Now I am a bit confused. I'm used to seeing sysclock/2 or sysclock/3 for PSRAMs but something tells me this sentence above has more to do with marketing than math.
Very nice. Can't be letting our dangly bits get in the way, huh?
Hyperbus is a DDR interface, and DDR means the data rate is double the clock rate. And I did attempt clarity by stating "data rate" above.
PS: I'm the only idiot attempting to go for sysclock/1. Everyone else has been using HyperRAM at sysclock/2 (max 85 MHz Hyper clock).
PPS: Rayman's 96 MB PSRAM add-on board has to be operated slower at sysclock/3 because of the large number of parallel RAM chips and much longer tracks.
Are there bigger 3.3v PSRAM chips yet? Could 8 tiny(like same package as EC32MB) 16MB PSRAMS be driven at sysclock/2 if the were placed much more compactly? 128MB would be nice for linux!
Yes, newer 64M x 8bit capacity exist. Not sure about available though. Looks like 4-bit packages top out at 64M x 4bit.
What type of project for P2 with Linux do you have in mind?

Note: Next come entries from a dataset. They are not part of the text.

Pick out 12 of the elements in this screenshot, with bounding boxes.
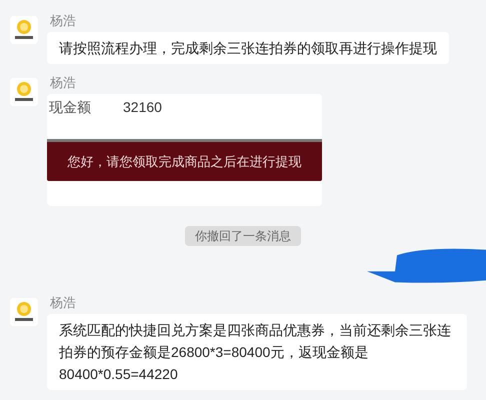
alert-banner: 您好，请您领取完成商品之后在进行提现 [47, 139, 322, 181]
sender-name: 杨浩 [50, 12, 77, 30]
recall-notice: 你撤回了一条消息 [185, 226, 301, 246]
avatar-icon [10, 78, 38, 106]
amount-value: 32160 [123, 98, 162, 116]
message-bubble: 系统匹配的快捷回兑方案是四张商品优惠券，当前还剩余三张连拍券的预存金额是26800*3=80400元，返现金额是80400*0.55=44220 [47, 314, 467, 390]
avatar-icon [10, 298, 38, 326]
sender-name: 杨浩 [50, 294, 77, 312]
message-bubble: 请按照流程办理，完成剩余三张连拍券的领取再进行操作提现 [47, 32, 449, 64]
sender-name: 杨浩 [50, 74, 77, 92]
field-label: 现金额 [48, 98, 92, 116]
avatar-icon [10, 16, 38, 44]
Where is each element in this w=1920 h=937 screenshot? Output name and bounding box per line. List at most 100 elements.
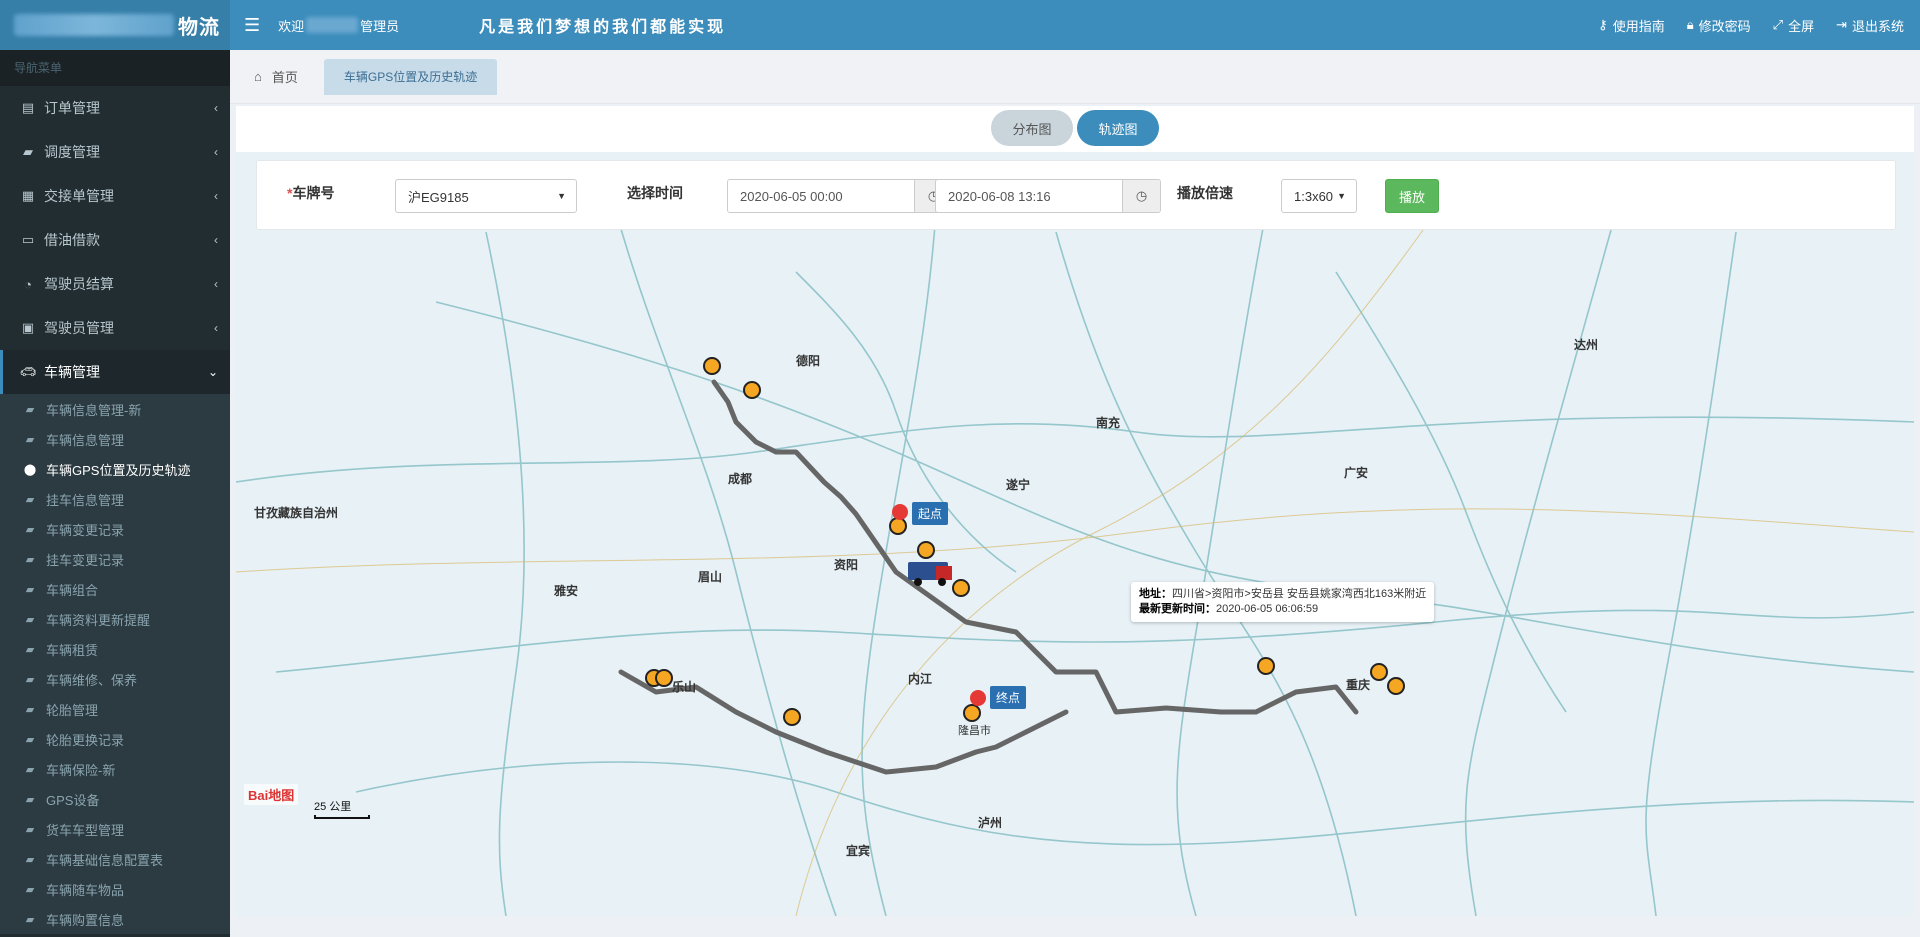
home-tab[interactable]: ⌂ 首页: [254, 67, 298, 86]
sidebar-item-driver-management[interactable]: ▣ 驾驶员管理 ‹: [0, 306, 230, 350]
sidebar-subitem-label: 车辆变更记录: [46, 522, 125, 538]
sidebar-subitem[interactable]: ▰ 车辆信息管理: [0, 424, 230, 454]
user-guide-label: 使用指南: [1612, 18, 1665, 34]
welcome-text: 欢迎 管理员: [278, 16, 399, 35]
truck-icon: ▰: [25, 523, 35, 536]
sidebar-subitem[interactable]: ▰ 车辆基础信息配置表: [0, 844, 230, 874]
sidebar-item-vehicle-management[interactable]: 🚗︎ 车辆管理 ⌄: [0, 350, 230, 394]
sidebar-subitem-label: 挂车信息管理: [46, 492, 125, 508]
chevron-left-icon: ‹: [214, 101, 218, 115]
form-icon: ▦: [21, 188, 35, 203]
home-icon: ⌂: [254, 69, 262, 84]
play-button[interactable]: 播放: [1385, 179, 1439, 213]
map-place-label: 甘孜藏族自治州: [254, 506, 339, 520]
truck-icon: ▰: [25, 853, 35, 866]
plate-select-value: 沪EG9185: [408, 189, 469, 205]
sidebar-subitem[interactable]: ▰ 车辆购置信息: [0, 904, 230, 934]
fullscreen-button[interactable]: ⤢ 全屏: [1773, 16, 1814, 35]
sidebar-subitem[interactable]: ▰ 车辆信息管理-新: [0, 394, 230, 424]
sidebar-subitem-label: 车辆信息管理-新: [46, 402, 142, 418]
map-canvas[interactable]: 甘孜藏族自治州 成都 德阳 资阳 眉山 雅安 乐山 内江 遂宁 南充 重庆 达州…: [236, 152, 1914, 916]
sidebar-item-label: 驾驶员结算: [44, 276, 114, 292]
sidebar-subitem-label: 车辆购置信息: [46, 912, 125, 928]
sidebar-subitem-label: 车辆组合: [46, 582, 99, 598]
sidebar-subitem[interactable]: ▰ 轮胎更换记录: [0, 724, 230, 754]
welcome-suffix: 管理员: [360, 18, 400, 34]
sidebar-item-dispatch[interactable]: ▰ 调度管理 ‹: [0, 130, 230, 174]
sidebar-subitem-label: 货车车型管理: [46, 822, 125, 838]
sidebar-subitem[interactable]: ▰ 车辆资料更新提醒: [0, 604, 230, 634]
sidebar-subitem[interactable]: ▰ 轮胎管理: [0, 694, 230, 724]
filter-panel: *车牌号 沪EG9185 ▼ 选择时间 ◷ ◷ 播放倍速 1:3x60 ▼: [256, 160, 1896, 230]
home-tab-label: 首页: [271, 70, 298, 85]
sidebar-subitem[interactable]: ▰ 挂车变更记录: [0, 544, 230, 574]
sidebar-subitem[interactable]: ⬤ 车辆GPS位置及历史轨迹: [0, 454, 230, 484]
sidebar-item-label: 交接单管理: [44, 188, 114, 204]
page-tabs-bar: ⌂ 首页 车辆GPS位置及历史轨迹: [230, 50, 1920, 104]
sidebar-subitem[interactable]: ▰ 车辆随车物品: [0, 874, 230, 904]
change-password-button[interactable]: 🔒︎ 修改密码: [1687, 16, 1751, 35]
sidebar-item-label: 车辆管理: [44, 364, 100, 380]
end-time-picker[interactable]: ◷: [935, 179, 1161, 213]
speed-select[interactable]: 1:3x60 ▼: [1281, 179, 1357, 213]
truck-icon: ▰: [25, 673, 35, 686]
sidebar-item-label: 调度管理: [44, 144, 100, 160]
sidebar-subitem-label: 车辆租赁: [46, 642, 99, 658]
map-marker-icon: ⬤: [23, 463, 37, 476]
map-place-label: 南充: [1096, 416, 1121, 430]
sidebar-subitem-label: 车辆随车物品: [46, 882, 125, 898]
time-label: 选择时间: [627, 185, 683, 201]
start-pin: [892, 504, 908, 520]
tab-vehicle-gps[interactable]: 车辆GPS位置及历史轨迹: [323, 58, 498, 95]
logout-button[interactable]: ⇥ 退出系统: [1836, 16, 1904, 35]
sidebar-item-orders[interactable]: ▤ 订单管理 ‹: [0, 86, 230, 130]
sidebar-subitem[interactable]: ▰ 车辆维修、保养: [0, 664, 230, 694]
logout-label: 退出系统: [1851, 18, 1904, 34]
map-scale: 25 公里: [314, 798, 370, 819]
map-place-label: 达州: [1574, 338, 1599, 352]
sidebar-subitem[interactable]: ▰ 挂车信息管理: [0, 484, 230, 514]
sidebar-subitem[interactable]: ▰ 货车车型管理: [0, 814, 230, 844]
speed-label: 播放倍速: [1177, 185, 1233, 201]
map-place-label: 重庆: [1346, 678, 1371, 692]
plate-label: *车牌号: [287, 183, 334, 203]
book-icon: ▤: [21, 100, 35, 115]
sidebar-item-driver-settlement[interactable]: ◔ 驾驶员结算 ‹: [0, 262, 230, 306]
map-place-label: 乐山: [672, 680, 697, 694]
sidebar-item-label: 驾驶员管理: [44, 320, 114, 336]
truck-icon: ▰: [25, 403, 35, 416]
sidebar-item-fuel-loan[interactable]: ▭ 借油借款 ‹: [0, 218, 230, 262]
logout-icon: ⇥: [1836, 17, 1847, 32]
sidebar-subitem-label: 挂车变更记录: [46, 552, 125, 568]
sidebar-subitem[interactable]: ▰ 车辆变更记录: [0, 514, 230, 544]
start-time-input[interactable]: [728, 180, 914, 212]
clock-icon[interactable]: ◷: [1122, 180, 1160, 212]
menu-toggle-icon[interactable]: ☰: [244, 15, 260, 36]
map-place-label: 内江: [908, 672, 933, 686]
truck-icon: ▰: [25, 733, 35, 746]
end-time-input[interactable]: [936, 180, 1122, 212]
sidebar-subitem[interactable]: ▰ 车辆组合: [0, 574, 230, 604]
distribution-view-button[interactable]: 分布图: [991, 110, 1073, 146]
key-icon: ⚷: [1598, 17, 1608, 32]
track-view-button[interactable]: 轨迹图: [1077, 110, 1159, 146]
sidebar-item-handover[interactable]: ▦ 交接单管理 ‹: [0, 174, 230, 218]
brand-logo[interactable]: 物流: [0, 0, 230, 50]
start-time-picker[interactable]: ◷: [727, 179, 953, 213]
sidebar-subitem-label: 车辆保险-新: [46, 762, 116, 778]
brand-suffix: 物流: [178, 16, 220, 39]
truck-icon: ▰: [25, 493, 35, 506]
truck-marker-icon[interactable]: [908, 562, 952, 586]
brand-name-redacted: [14, 14, 174, 36]
update-time-label: 最新更新时间：: [1139, 603, 1216, 615]
user-guide-button[interactable]: ⚷ 使用指南: [1598, 16, 1665, 35]
sidebar-subitem[interactable]: ▰ GPS设备: [0, 784, 230, 814]
baidu-map-logo: Bai地图: [244, 784, 299, 805]
expand-icon: ⤢: [1772, 17, 1784, 32]
chevron-left-icon: ‹: [214, 145, 218, 159]
truck-icon: ▰: [25, 793, 35, 806]
caret-down-icon: ▼: [557, 191, 566, 201]
plate-select[interactable]: 沪EG9185 ▼: [395, 179, 577, 213]
sidebar-subitem[interactable]: ▰ 车辆租赁: [0, 634, 230, 664]
sidebar-subitem[interactable]: ▰ 车辆保险-新: [0, 754, 230, 784]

I'd expect it should be achievable with a good design, assuming 10-20mm trace lengths and 16 MB per device with two chips per nibble, making a 16 bit wide effective RAM. With the existing PSRAM chips I was able to get 64MB (fanout of two) mostly working for P2-EVAL with an sub-optimal design, a good design should be even better.

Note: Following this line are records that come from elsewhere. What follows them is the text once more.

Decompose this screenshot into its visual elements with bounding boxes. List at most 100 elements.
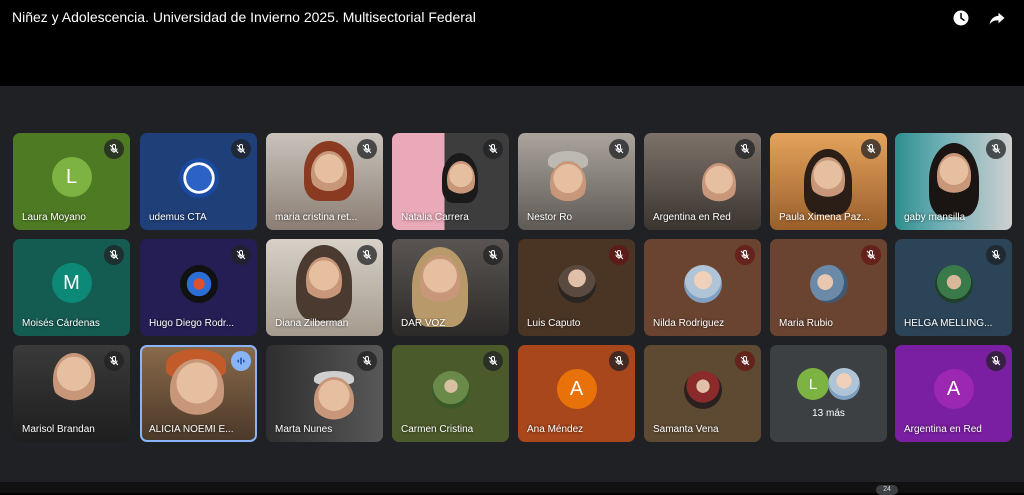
avatar [809, 265, 848, 303]
mic-muted-icon [735, 139, 755, 159]
participant-name: Luis Caputo [527, 318, 581, 329]
participant-name: Samanta Vena [653, 424, 719, 435]
mic-muted-icon [483, 351, 503, 371]
avatar [557, 265, 596, 303]
participant-grid: L Laura Moyano udemus CTA maria cristina… [13, 133, 1012, 445]
avatar [178, 158, 219, 198]
participant-tile[interactable]: Natalia Carrera [392, 133, 509, 230]
participant-name: Nilda Rodriguez [653, 318, 725, 329]
participant-tile[interactable]: Maria Rubio [770, 239, 887, 336]
participant-name: Marta Nunes [275, 424, 333, 435]
mic-muted-icon [104, 139, 124, 159]
participant-tile[interactable]: DAR VOZ [392, 239, 509, 336]
participant-name: udemus CTA [149, 212, 207, 223]
participant-name: Laura Moyano [22, 212, 86, 223]
participant-tile[interactable]: Argentina en Red [644, 133, 761, 230]
participant-tile[interactable]: ALICIA NOEMI E... [140, 345, 257, 442]
participant-tile[interactable]: Marisol Brandan [13, 345, 130, 442]
video-feed [420, 255, 460, 307]
mic-muted-icon [735, 245, 755, 265]
avatar: L [797, 368, 829, 400]
clock-icon [953, 10, 969, 26]
participant-name: DAR VOZ [401, 318, 446, 329]
video-title: Niñez y Adolescencia. Universidad de Inv… [12, 9, 476, 25]
avatar [828, 368, 860, 400]
participant-tile[interactable]: gaby mansilla [895, 133, 1012, 230]
mic-muted-icon [357, 351, 377, 371]
mic-muted-icon [483, 245, 503, 265]
video-feed [53, 353, 95, 405]
participant-name: Diana Zilberman [275, 318, 349, 329]
avatar: A [933, 369, 974, 409]
video-feed [937, 153, 971, 197]
participant-name: Argentina en Red [653, 212, 731, 223]
participant-tile[interactable]: L Laura Moyano [13, 133, 130, 230]
participant-tile[interactable]: Nilda Rodriguez [644, 239, 761, 336]
participant-tile[interactable]: HELGA MELLING... [895, 239, 1012, 336]
mic-muted-icon [609, 351, 629, 371]
title-bar: Niñez y Adolescencia. Universidad de Inv… [0, 0, 1024, 86]
mic-muted-icon [231, 245, 251, 265]
mic-muted-icon [104, 351, 124, 371]
participant-name: Marisol Brandan [22, 424, 95, 435]
participant-tile[interactable]: Luis Caputo [518, 239, 635, 336]
participant-name: gaby mansilla [904, 212, 966, 223]
participant-name: maria cristina ret... [275, 212, 358, 223]
participant-tile[interactable]: Hugo Diego Rodr... [140, 239, 257, 336]
participant-name: Carmen Cristina [401, 424, 474, 435]
video-feed [550, 161, 586, 205]
video-feed [306, 257, 342, 303]
participant-tile[interactable]: A Ana Méndez [518, 345, 635, 442]
participant-name: Paula Ximena Paz... [779, 212, 870, 223]
mic-muted-icon [986, 245, 1006, 265]
participant-name: Argentina en Red [904, 424, 982, 435]
participant-name: Maria Rubio [779, 318, 833, 329]
share-button[interactable] [987, 8, 1007, 28]
video-feed [170, 359, 224, 419]
participant-name: Natalia Carrera [401, 212, 469, 223]
video-feed [311, 151, 347, 195]
participant-tile[interactable]: Carmen Cristina [392, 345, 509, 442]
participant-tile[interactable]: Samanta Vena [644, 345, 761, 442]
participant-name: Moisés Cárdenas [22, 318, 100, 329]
video-feed [314, 377, 354, 423]
meeting-stage: L Laura Moyano udemus CTA maria cristina… [0, 86, 1024, 493]
mic-muted-icon [609, 245, 629, 265]
participant-tile[interactable]: Diana Zilberman [266, 239, 383, 336]
avatar: L [51, 157, 92, 197]
speaking-indicator-icon [231, 351, 251, 371]
control-bar-edge [0, 482, 1024, 493]
video-feed [702, 163, 736, 205]
participant-name: Nestor Ro [527, 212, 573, 223]
avatar [934, 265, 973, 303]
participant-tile[interactable]: Nestor Ro [518, 133, 635, 230]
mic-muted-icon [357, 139, 377, 159]
mic-muted-icon [104, 245, 124, 265]
avatar: A [556, 369, 597, 409]
mic-muted-icon [986, 351, 1006, 371]
avatar [431, 371, 470, 409]
watch-later-button[interactable] [951, 8, 971, 28]
participant-tile[interactable]: M Moisés Cárdenas [13, 239, 130, 336]
participant-name: Hugo Diego Rodr... [149, 318, 235, 329]
participant-name: HELGA MELLING... [904, 318, 993, 329]
participant-tile[interactable]: maria cristina ret... [266, 133, 383, 230]
mic-muted-icon [735, 351, 755, 371]
mic-muted-icon [861, 245, 881, 265]
participant-tile[interactable]: Paula Ximena Paz... [770, 133, 887, 230]
video-feed [811, 157, 845, 201]
avatar [683, 265, 722, 303]
participant-tile[interactable]: udemus CTA [140, 133, 257, 230]
more-participants-count: 13 más [812, 408, 845, 419]
participant-tile[interactable]: Marta Nunes [266, 345, 383, 442]
participant-name: ALICIA NOEMI E... [149, 424, 234, 435]
avatar [683, 371, 722, 409]
share-arrow-icon [989, 12, 1005, 25]
mic-muted-icon [861, 139, 881, 159]
mic-muted-icon [483, 139, 503, 159]
mic-muted-icon [231, 139, 251, 159]
avatar [179, 265, 218, 303]
more-participants-tile[interactable]: L 13 más [770, 345, 887, 442]
participant-tile[interactable]: A Argentina en Red [895, 345, 1012, 442]
participant-count-badge: 24 [876, 485, 898, 495]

The limit for good operations appears to be 3 RAM chips per lane (empirically from the boards I have). So with 16 bit bus, 3 banks and 64MBit/8Mbyte per chip, you can get 96MB.
128Mbit chips have been alleged as "in development" before, but I don't think anything ever came of that.
Ganging two 8 bit devices up in a 16 bit bus woulf require some rather annoying setup (or wasting vast amounts of LUT)
Up to 512 Mbit parts are listed - https://www.digikey.co.nz/en/products/detail/issi-integrated-silicon-solution-inc/IS66WVH64M8DBLL-166B1LI/24617503
Wow, I didn't realize that these 3V parts had finally come to fruition.
Someone needs to make a new HyperRAM board and try these 64MB parts. I'm focussed on SW at this time, but it'd be interesting to spin a double wide breakout board that could surface mount one or two of these parts. Didn't read the data sheet fully but am optimistic that my HyperRAM driver could probably be adapted to that reasonably easily and the faster rated speed should allow for high speed operation. Also it would be great to find a small part that could tweak the input clock phase slightly under P2 control to give finer input latency adjustments and more reliable transfers, especially at sysclk/1. The spare pins on the breakout might be possible to control such a peripheral via CLK+DATA or i2c, if these devices even exist?